Credit: Avelino Corma
A theoretical rendering of a gold nanoparticle participating in Sonogashira chemistry.

Transition-metal complexes with one or more gold atoms need help to catalyze cross-couplings such as the Sonogashira reaction, but gold nanoparticles can go it alone, according to work from a team led by Avelino Corma of Spain’s Polytechnic University of Valencia (Chem. Commun., DOI: 10.1039/c0cc04564k). Last year, Antonio M. Echavarren of Spain’s Institute of Chemical Research of Catalonia and coworkers questioned several groups’ work, including Corma’s, on gold complexes catalyzing the Sonogashira reaction, suggesting that palladium impurities were crucial for the process (C&EN, July 26, 2010, page 41). Corma’s team has now performed kinetic and theoretical studies that suggest gold nanoparticles catalyze the reaction without help from palladium.

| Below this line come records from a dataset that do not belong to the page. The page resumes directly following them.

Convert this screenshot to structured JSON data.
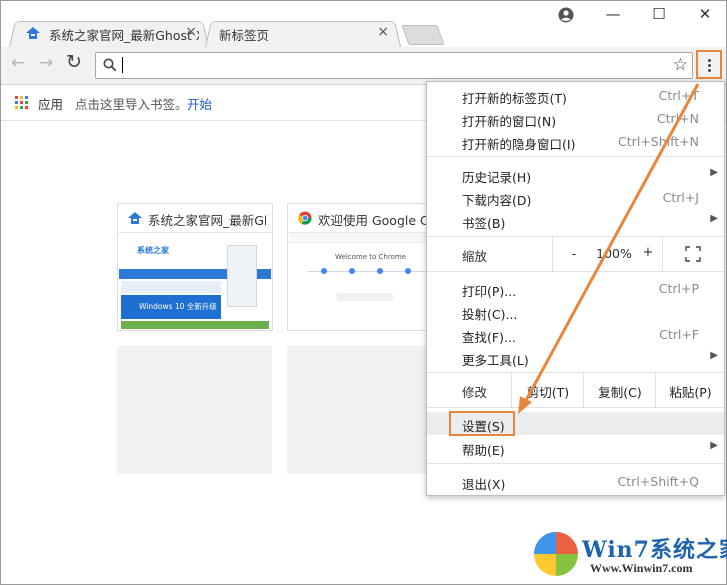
{
  "tabs": [
    {
      "title": "系统之家官网_最新Ghost XP",
      "active": false
    },
    {
      "title": "新标签页",
      "active": true
    }
  ],
  "tab_close_glyph": "×",
  "window_controls": {
    "account_icon": "account-icon",
    "minimize": "—",
    "maximize": "☐",
    "close": "✕"
  },
  "toolbar": {
    "address_value": "",
    "back_icon": "back-arrow-icon",
    "forward_icon": "forward-arrow-icon",
    "reload_icon": "reload-icon",
    "bookmark_star_icon": "star-icon"
  },
  "bookmarks_bar": {
    "apps_label": "应用",
    "import_text": "点击这里导入书签。",
    "start_link": "开始"
  },
  "thumbnails": [
    {
      "title": "系统之家官网_最新Ghost XP",
      "preview_text": "系统之家",
      "preview_banner": "Windows 10 全新升级"
    },
    {
      "title": "欢迎使用 Google Chrome",
      "preview_text": "Welcome to Chrome"
    }
  ],
  "menu": {
    "group1": [
      {
        "label": "打开新的标签页(T)",
        "shortcut": "Ctrl+T"
      },
      {
        "label": "打开新的窗口(N)",
        "shortcut": "Ctrl+N"
      },
      {
        "label": "打开新的隐身窗口(I)",
        "shortcut": "Ctrl+Shift+N"
      }
    ],
    "group2": [
      {
        "label": "历史记录(H)",
        "shortcut": "",
        "submenu": true
      },
      {
        "label": "下载内容(D)",
        "shortcut": "Ctrl+J",
        "submenu": false
      },
      {
        "label": "书签(B)",
        "shortcut": "",
        "submenu": true
      }
    ],
    "zoom": {
      "label": "缩放",
      "minus": "-",
      "value": "100%",
      "plus": "+",
      "fullscreen_icon": "fullscreen-icon"
    },
    "group3": [
      {
        "label": "打印(P)...",
        "shortcut": "Ctrl+P",
        "submenu": false
      },
      {
        "label": "投射(C)...",
        "shortcut": "",
        "submenu": false
      },
      {
        "label": "查找(F)...",
        "shortcut": "Ctrl+F",
        "submenu": false
      },
      {
        "label": "更多工具(L)",
        "shortcut": "",
        "submenu": true
      }
    ],
    "edit": {
      "label": "修改",
      "cut": "剪切(T)",
      "copy": "复制(C)",
      "paste": "粘贴(P)"
    },
    "group4": [
      {
        "label": "设置(S)",
        "shortcut": "",
        "submenu": false,
        "highlighted": true
      },
      {
        "label": "帮助(E)",
        "shortcut": "",
        "submenu": true
      }
    ],
    "exit": {
      "label": "退出(X)",
      "shortcut": "Ctrl+Shift+Q"
    }
  },
  "colors": {
    "annotation": "#e8863a",
    "link": "#1a5ec9"
  },
  "watermark": {
    "brand": "Win7系统之家",
    "url": "Www.Winwin7.com"
  }
}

The researchers also revisited reactivity they reported was catalyzed by gold complexes and found evidence of gold nanoparticle formation over time, suggesting nanoparticle catalysis. Echavarren says the new work is in agreement with both other groups’ work on gold nanoparticles and his team’s study. Organometallic chemist A. Stephen K. Hashmi of the University of Heidelberg, in Germany, adds that it’s not surprising that the groups find different catalytic behavior because they are dealing with very different gold species. “I think both teams are right,” Hashmi says.